Clarke, whose career has largely been in film, says live theater is exciting to her.
“With more and more of our entertainment experiences in the virtual, 2-D world, the theater reminds us what it’s like to be human in the physical world and reconnects us to our physical bodies in a three-dimensional experience,” she says.
Vela, who is a seasoned actress and theater teacher at Booker T. Washington in Dallas, has barely had time to worry about what will happen when she is handed the script. She just finished Paper Flowers at Kitchen Dog and is also beginning rehearsals for Straight White Men, which she is directing at Second Thought Theater. She had heard about the play but avoided looking it up when Culebro offered her the part. Which also means she’s agreed to never perform the play again, even as the Dallas Theater Center announced plans to produce it in their upcoming season.
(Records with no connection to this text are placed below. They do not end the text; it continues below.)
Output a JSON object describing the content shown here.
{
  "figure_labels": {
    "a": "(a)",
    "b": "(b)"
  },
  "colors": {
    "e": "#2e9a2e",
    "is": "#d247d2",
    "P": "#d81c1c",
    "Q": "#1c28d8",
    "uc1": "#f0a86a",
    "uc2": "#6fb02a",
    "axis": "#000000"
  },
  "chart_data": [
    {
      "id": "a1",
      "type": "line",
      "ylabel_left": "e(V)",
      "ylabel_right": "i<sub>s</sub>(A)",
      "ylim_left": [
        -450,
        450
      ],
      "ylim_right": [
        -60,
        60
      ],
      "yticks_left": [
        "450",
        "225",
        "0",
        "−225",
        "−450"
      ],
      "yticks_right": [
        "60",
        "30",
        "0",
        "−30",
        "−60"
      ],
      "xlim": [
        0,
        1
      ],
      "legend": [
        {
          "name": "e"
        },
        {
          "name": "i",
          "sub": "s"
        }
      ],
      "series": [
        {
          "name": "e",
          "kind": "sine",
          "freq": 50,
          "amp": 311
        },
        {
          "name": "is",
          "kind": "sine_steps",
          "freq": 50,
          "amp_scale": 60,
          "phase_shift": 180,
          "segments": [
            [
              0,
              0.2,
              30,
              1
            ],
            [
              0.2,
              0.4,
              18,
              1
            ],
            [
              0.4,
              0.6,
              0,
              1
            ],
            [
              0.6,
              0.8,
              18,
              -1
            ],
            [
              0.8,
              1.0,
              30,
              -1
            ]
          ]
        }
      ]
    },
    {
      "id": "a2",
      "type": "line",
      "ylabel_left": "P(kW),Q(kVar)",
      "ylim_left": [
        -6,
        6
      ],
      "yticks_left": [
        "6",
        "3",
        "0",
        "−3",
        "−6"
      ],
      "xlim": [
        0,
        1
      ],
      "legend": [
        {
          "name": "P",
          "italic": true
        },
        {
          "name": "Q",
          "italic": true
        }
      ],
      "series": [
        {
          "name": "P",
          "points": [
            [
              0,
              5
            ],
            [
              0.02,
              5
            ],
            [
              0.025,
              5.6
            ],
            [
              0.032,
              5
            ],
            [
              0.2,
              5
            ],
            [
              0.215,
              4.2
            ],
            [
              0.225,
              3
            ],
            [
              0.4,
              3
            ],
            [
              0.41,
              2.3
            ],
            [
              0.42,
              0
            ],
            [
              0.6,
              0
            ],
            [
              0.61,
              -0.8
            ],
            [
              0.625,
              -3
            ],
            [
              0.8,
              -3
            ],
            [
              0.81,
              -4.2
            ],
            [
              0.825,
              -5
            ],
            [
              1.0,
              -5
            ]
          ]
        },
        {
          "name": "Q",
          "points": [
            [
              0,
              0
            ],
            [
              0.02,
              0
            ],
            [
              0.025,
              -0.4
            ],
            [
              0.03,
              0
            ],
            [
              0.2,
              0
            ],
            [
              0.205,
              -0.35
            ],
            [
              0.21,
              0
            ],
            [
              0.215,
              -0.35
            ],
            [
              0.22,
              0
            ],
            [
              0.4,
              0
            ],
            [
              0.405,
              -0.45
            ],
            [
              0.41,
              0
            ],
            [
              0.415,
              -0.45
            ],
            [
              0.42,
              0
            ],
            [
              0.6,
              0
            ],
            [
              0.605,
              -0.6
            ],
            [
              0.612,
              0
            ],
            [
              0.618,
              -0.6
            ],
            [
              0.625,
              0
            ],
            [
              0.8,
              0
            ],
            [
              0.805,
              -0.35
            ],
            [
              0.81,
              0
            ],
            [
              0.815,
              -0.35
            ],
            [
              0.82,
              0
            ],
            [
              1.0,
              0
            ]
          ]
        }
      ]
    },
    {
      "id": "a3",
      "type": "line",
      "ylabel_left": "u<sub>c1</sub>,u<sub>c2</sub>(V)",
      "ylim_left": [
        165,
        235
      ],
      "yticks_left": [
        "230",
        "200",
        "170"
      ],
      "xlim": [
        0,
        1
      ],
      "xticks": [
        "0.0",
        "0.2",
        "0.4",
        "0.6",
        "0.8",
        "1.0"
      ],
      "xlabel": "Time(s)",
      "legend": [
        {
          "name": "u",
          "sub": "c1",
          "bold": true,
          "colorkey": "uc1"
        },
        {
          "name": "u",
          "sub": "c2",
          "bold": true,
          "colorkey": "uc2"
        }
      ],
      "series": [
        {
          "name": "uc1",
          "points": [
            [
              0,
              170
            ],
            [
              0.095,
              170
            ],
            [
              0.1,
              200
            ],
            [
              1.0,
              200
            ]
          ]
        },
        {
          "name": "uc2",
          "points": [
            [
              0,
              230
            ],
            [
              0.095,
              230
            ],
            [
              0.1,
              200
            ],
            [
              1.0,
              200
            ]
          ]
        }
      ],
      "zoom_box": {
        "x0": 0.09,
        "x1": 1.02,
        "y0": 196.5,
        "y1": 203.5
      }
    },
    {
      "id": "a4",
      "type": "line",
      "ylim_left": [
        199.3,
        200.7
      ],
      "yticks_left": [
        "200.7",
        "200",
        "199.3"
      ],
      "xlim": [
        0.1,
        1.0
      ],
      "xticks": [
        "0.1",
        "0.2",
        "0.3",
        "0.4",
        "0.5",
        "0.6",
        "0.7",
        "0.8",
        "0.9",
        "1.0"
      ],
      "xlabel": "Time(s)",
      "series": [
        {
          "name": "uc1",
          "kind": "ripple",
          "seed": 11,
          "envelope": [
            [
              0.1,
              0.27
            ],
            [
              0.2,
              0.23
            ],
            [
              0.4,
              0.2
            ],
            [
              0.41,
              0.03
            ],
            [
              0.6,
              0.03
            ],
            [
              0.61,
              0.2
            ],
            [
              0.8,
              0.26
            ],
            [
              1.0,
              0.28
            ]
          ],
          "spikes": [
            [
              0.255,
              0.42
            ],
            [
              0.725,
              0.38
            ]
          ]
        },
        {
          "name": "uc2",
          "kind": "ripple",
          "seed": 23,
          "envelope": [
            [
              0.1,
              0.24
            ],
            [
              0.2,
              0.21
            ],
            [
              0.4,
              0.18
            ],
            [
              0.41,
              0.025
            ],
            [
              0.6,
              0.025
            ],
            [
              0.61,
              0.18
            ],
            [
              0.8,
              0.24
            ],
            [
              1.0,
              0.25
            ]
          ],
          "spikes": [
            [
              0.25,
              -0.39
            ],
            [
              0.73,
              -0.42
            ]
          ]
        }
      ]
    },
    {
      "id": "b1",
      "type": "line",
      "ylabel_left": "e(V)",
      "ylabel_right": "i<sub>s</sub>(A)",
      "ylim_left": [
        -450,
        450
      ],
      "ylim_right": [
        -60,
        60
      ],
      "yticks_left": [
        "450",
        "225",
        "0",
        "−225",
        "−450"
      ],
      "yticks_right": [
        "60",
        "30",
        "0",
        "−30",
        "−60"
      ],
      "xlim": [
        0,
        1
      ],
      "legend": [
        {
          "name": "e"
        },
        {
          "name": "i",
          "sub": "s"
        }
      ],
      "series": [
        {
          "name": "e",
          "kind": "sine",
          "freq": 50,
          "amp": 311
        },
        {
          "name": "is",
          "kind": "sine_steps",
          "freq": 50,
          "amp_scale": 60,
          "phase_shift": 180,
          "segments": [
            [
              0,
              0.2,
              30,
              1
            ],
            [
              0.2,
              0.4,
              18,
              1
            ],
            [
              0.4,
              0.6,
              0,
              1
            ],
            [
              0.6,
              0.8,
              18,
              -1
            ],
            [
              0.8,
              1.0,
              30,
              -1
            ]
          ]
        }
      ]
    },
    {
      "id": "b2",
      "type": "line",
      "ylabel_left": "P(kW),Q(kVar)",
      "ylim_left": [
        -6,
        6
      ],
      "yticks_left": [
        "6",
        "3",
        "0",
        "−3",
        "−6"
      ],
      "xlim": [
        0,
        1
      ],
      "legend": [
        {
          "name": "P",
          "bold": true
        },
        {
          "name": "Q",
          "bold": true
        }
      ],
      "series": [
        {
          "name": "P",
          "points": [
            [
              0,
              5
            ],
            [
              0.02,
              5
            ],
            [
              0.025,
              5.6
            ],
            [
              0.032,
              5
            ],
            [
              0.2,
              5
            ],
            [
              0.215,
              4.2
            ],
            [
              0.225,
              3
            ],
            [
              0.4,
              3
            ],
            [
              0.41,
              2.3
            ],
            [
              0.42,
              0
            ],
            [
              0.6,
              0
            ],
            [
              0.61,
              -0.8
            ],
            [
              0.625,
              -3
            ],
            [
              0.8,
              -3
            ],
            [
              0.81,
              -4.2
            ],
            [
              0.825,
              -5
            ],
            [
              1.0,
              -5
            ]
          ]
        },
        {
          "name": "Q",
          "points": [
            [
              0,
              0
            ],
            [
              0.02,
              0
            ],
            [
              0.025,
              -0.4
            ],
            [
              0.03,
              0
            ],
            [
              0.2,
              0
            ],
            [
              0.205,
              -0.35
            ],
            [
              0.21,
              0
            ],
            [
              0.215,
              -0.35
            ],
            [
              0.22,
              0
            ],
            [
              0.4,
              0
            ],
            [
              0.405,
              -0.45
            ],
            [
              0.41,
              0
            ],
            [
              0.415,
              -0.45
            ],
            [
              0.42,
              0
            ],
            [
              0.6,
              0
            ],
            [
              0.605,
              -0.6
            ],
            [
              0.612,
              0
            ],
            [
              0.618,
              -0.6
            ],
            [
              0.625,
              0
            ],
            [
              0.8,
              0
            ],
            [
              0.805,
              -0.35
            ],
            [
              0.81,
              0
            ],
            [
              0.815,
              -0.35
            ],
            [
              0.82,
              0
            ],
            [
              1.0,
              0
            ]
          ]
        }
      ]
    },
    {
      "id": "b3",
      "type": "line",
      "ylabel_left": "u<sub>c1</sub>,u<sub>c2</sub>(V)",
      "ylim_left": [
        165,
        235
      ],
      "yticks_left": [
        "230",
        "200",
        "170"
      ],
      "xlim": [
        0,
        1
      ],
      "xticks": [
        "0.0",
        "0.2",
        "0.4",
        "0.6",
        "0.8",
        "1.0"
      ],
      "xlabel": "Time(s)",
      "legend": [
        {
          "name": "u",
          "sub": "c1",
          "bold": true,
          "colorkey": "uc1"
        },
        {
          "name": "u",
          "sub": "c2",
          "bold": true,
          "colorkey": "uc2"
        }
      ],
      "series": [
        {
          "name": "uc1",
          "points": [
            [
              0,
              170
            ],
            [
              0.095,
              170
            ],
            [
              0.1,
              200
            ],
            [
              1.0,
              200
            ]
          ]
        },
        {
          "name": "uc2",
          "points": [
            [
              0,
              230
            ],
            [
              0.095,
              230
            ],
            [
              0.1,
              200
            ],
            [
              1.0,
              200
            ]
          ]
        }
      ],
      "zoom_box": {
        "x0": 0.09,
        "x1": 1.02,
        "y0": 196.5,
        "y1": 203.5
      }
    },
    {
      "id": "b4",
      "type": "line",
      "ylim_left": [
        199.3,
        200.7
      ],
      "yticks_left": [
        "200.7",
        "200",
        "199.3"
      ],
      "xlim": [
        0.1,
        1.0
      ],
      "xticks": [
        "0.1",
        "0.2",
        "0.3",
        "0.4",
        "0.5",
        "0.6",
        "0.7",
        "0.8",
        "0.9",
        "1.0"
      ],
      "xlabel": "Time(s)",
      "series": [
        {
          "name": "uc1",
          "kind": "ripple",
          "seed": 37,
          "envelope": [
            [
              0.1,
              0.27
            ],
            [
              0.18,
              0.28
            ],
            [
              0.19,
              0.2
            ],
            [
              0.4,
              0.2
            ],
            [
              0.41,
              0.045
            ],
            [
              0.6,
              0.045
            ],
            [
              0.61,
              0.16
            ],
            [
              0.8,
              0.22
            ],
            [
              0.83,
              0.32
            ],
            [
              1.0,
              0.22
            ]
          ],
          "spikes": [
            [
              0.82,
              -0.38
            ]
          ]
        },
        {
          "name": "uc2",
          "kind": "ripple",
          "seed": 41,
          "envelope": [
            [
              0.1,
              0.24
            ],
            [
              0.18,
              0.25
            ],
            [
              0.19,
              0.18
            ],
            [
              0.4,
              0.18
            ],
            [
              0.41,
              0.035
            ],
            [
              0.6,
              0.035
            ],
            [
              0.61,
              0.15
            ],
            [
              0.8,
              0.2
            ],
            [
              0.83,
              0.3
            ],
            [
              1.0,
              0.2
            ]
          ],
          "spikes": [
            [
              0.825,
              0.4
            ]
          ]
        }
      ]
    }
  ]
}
“Kathleen told me to just show up and I said, ‘I’m in,’” Vela says.
For Vela, it’s the ultimate actor’s tool. She says if she can’t be up to this challenge she can’t be good at acting.
“I want it to be genuine,” Vela says. “If I have any notion of what it’s about, even a tiny one, it will ruin it.”
She says there is a definite feeling of terror that comes with this kind of unknown, but that’s the best part of acting.
“Theater is a safe space. It’s a place to explore and you have to be open as a curator of art. I trust Kathleen and know she wouldn’t put me in a place I couldn’t handle.”
White Rabbit Red Rabbit, 8 p.m. Wednesday through Saturday and 2 p.m. Sunday, March 22-26, $25-$75, amphibianstage.com. The first two performances are at the Modern Art Museum of Fort Worth, 3200 Darnell St. The rest are at Amphibian Stage Productions, 120 S. Main St., Fort Worth.